The city’s streets became more and more silent, the trees iced over, and the voices of children playing in the schoolyard faded away.
In the timeless city, the first soft cries of a new-borns were no longer heard.
One morning the gardener came to realize that something was wrong. He leaned over the violets that he’d planted long ago, and brushed them with his fingertips. The bud broke and fell to the ground.
“This is the longest winter I can remember,” he said to our little boy. “The trees are suffering, the river is frozen, and the watermills are no longer working. How will we grind our corn? And what we will feed our children?”
Then the boy looked around, slowly, and for the first time saw what he hadn’t been able to see until then.
And he heard the silence.
He ran to the watchmaker’s shop and hugged him.

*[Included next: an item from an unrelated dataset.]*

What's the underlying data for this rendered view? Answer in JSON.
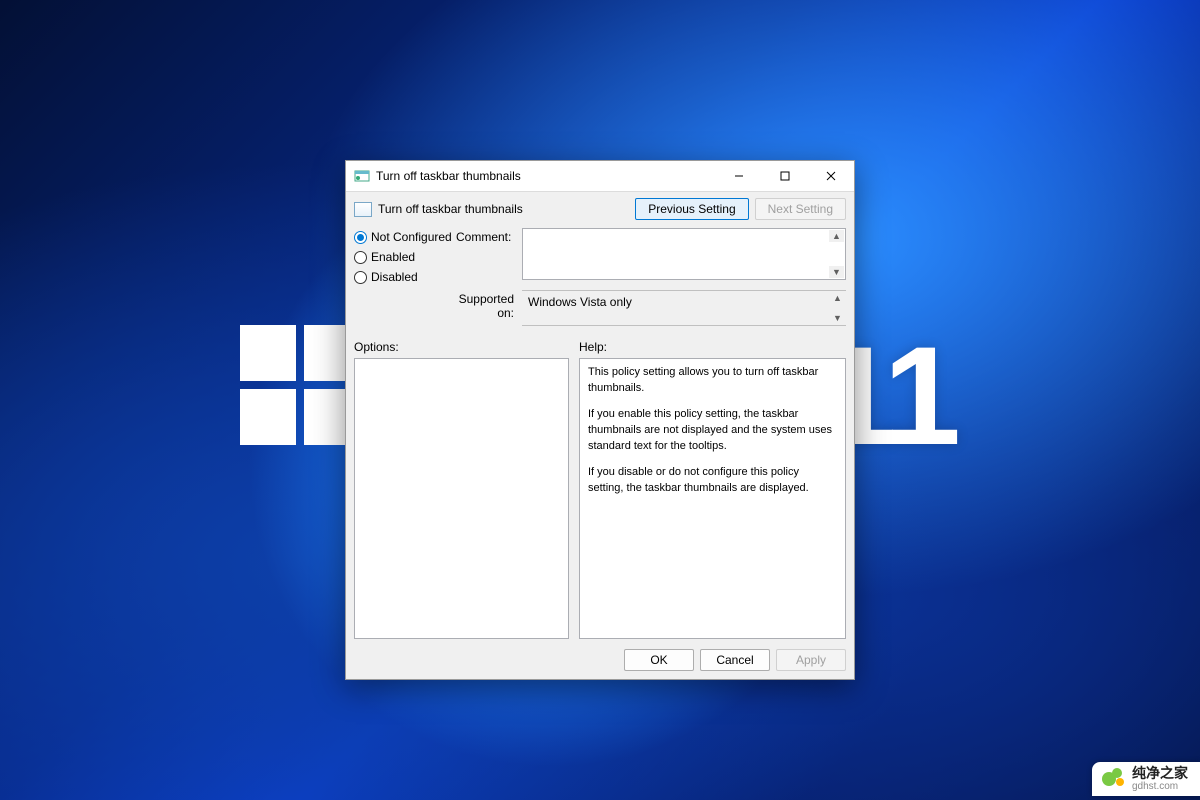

“I think the time has come to put things right,” said the old man.
The boy’s eyes widened.
“How do I know?” The watchmaker laid his heavy magic lenses on the bench and smiled. “For a long time I wondered about that strange little light that shines every night in the clock tower. Now I think I understand.”

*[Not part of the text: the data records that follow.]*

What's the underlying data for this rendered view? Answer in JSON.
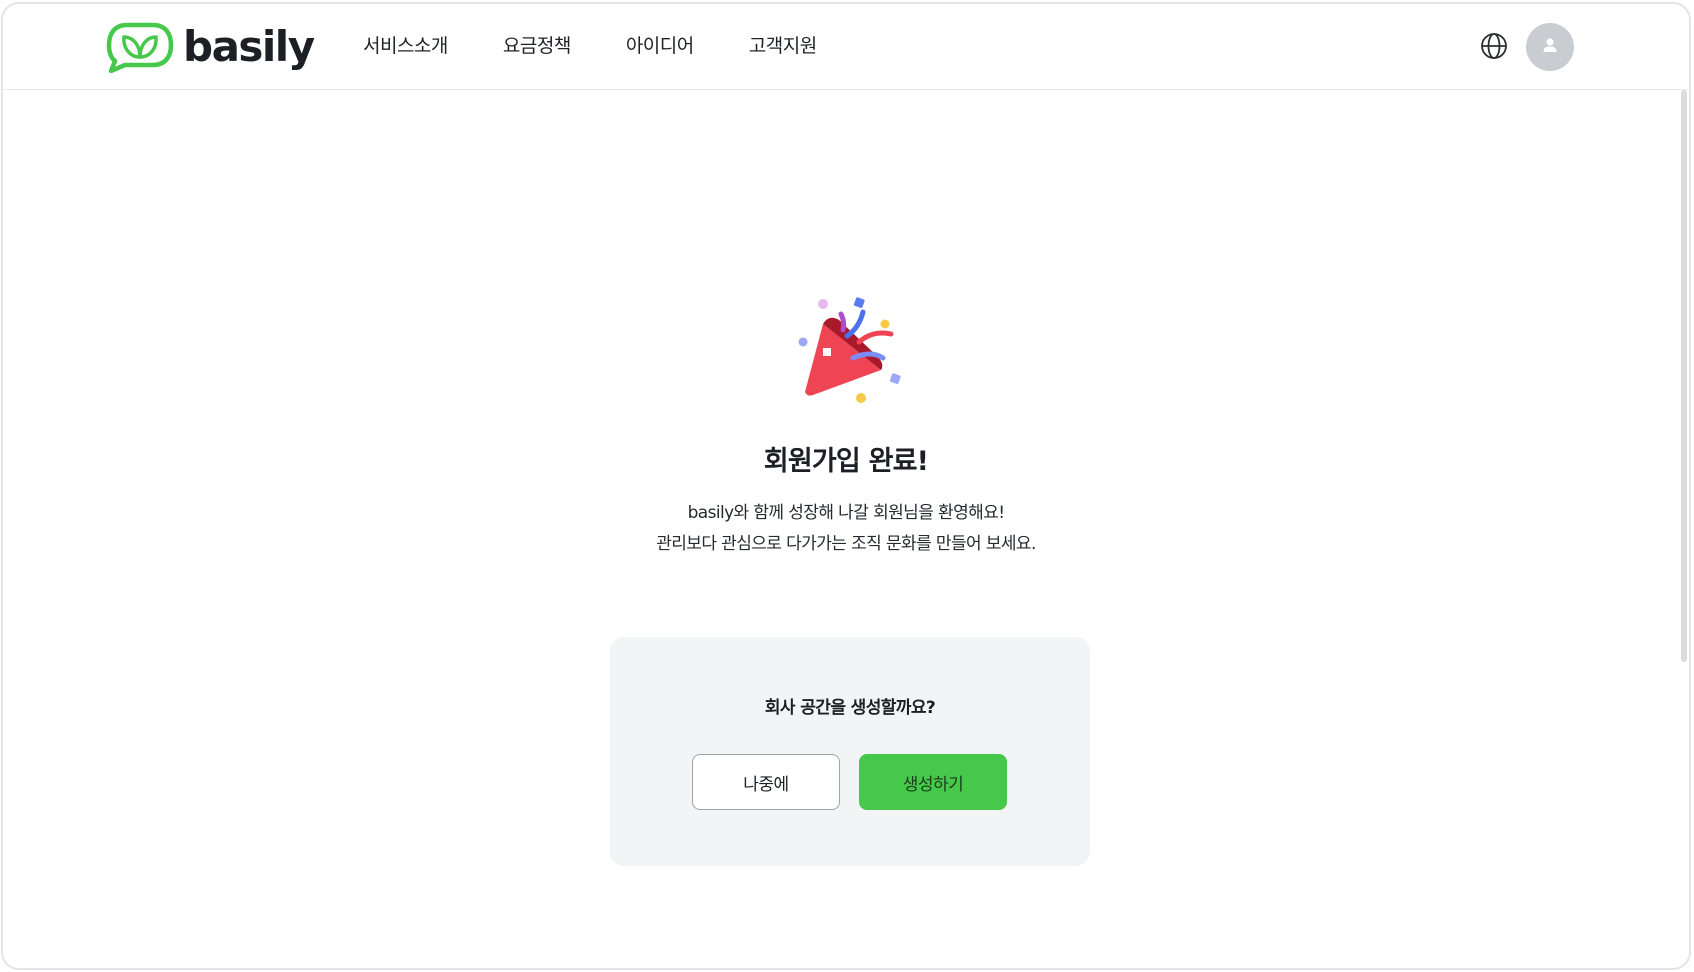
{
  "header": {
    "logo_text": "basily",
    "nav": [
      {
        "label": "서비스소개"
      },
      {
        "label": "요금정책"
      },
      {
        "label": "아이디어"
      },
      {
        "label": "고객지원"
      }
    ],
    "globe_icon": "globe-icon",
    "avatar_icon": "user-icon"
  },
  "main": {
    "illustration": "party-popper-icon",
    "title": "회원가입 완료!",
    "desc_line1": "basily와 함께 성장해 나갈 회원님을 환영해요!",
    "desc_line2": "관리보다 관심으로 다가가는 조직 문화를 만들어 보세요.",
    "card": {
      "question": "회사 공간을 생성할까요?",
      "later_label": "나중에",
      "create_label": "생성하기"
    }
  },
  "colors": {
    "brand_green": "#46c84b",
    "card_bg": "#f3f4f5",
    "avatar_bg": "#c9ccd1"
  }
}
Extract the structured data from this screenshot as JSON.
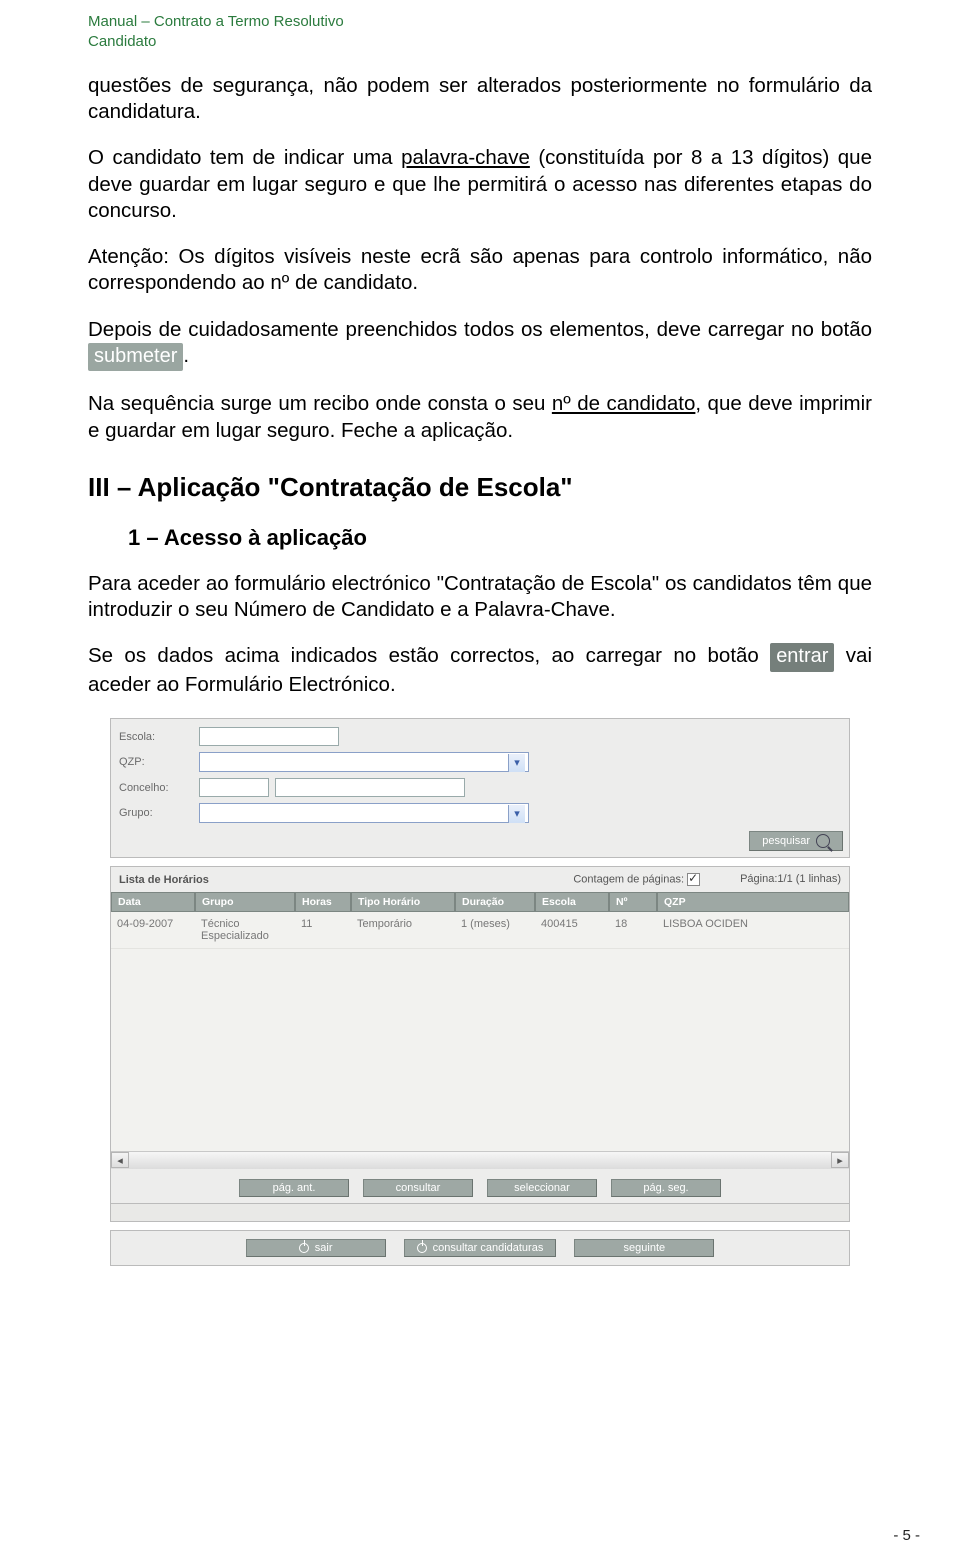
{
  "header": {
    "line1": "Manual – Contrato a Termo Resolutivo",
    "line2": "Candidato"
  },
  "p1": "questões de segurança, não podem ser alterados posteriormente no formulário da candidatura.",
  "p2a": "O candidato tem de indicar uma ",
  "p2u": "palavra-chave",
  "p2b": " (constituída por 8 a 13 dígitos) que deve guardar em lugar seguro e que lhe permitirá o acesso nas diferentes etapas do concurso.",
  "p3": "Atenção: Os dígitos visíveis neste ecrã são apenas para controlo informático, não correspondendo ao nº de candidato.",
  "p4a": "Depois de cuidadosamente preenchidos todos os elementos, deve carregar no botão ",
  "p4btn": "submeter",
  "p4b": ".",
  "p5a": "Na sequência surge um recibo onde consta o seu ",
  "p5u": "nº de candidato",
  "p5b": ", que deve imprimir e guardar em lugar seguro. Feche a aplicação.",
  "h2": "III – Aplicação \"Contratação de Escola\"",
  "h3": "1 – Acesso à aplicação",
  "p6": "Para aceder ao formulário electrónico \"Contratação de Escola\" os candidatos têm que introduzir o seu Número de Candidato e a Palavra-Chave.",
  "p7a": "Se os dados acima indicados estão correctos, ao carregar no botão ",
  "p7btn": "entrar",
  "p7b": " vai aceder ao Formulário Electrónico.",
  "form": {
    "escola": "Escola:",
    "qzp": "QZP:",
    "concelho": "Concelho:",
    "grupo": "Grupo:",
    "pesquisar": "pesquisar"
  },
  "list": {
    "title": "Lista de Horários",
    "contagem": "Contagem de páginas:",
    "pagina": "Página:1/1 (1 linhas)",
    "cols": [
      "Data",
      "Grupo",
      "Horas",
      "Tipo Horário",
      "Duração",
      "Escola",
      "Nº",
      "QZP"
    ],
    "row": [
      "04-09-2007",
      "Técnico Especializado",
      "11",
      "Temporário",
      "1 (meses)",
      "400415",
      "18",
      "LISBOA OCIDEN"
    ]
  },
  "nav": {
    "ant": "pág. ant.",
    "consultar": "consultar",
    "seleccionar": "seleccionar",
    "seg": "pág. seg."
  },
  "bottom": {
    "sair": "sair",
    "cc": "consultar candidaturas",
    "seguinte": "seguinte"
  },
  "page": "- 5 -"
}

He touched the boy’s head gently.
“You’ve given me the greatest gift anyone can give a human being. You’ve given me a little more time. And it was remarkable, but now, my little one . . . now you have to let life take its course.”
“And what will you do?" The boy asked with tears in his eyes.
“I’ve taught you everything I know. Now it’s your turn.” He pulled the keys of the shop from his timeworn apron and handed them to the boy. “Make the most beautiful watch that anyone ever saw.”
It was the last snowfall that year.
Shortly before midnight, the hands of the great clock tower started moving again.
A light, warm gust of wind rattled the icicles in the trees, stirred the river from its long slumber, and everything in the city seemed to awaken.
The old watchmaker sat down in the chair in front of the window and, with a calm smile, full of gratitude, let his gaze linger for the last time on that life he had loved so much.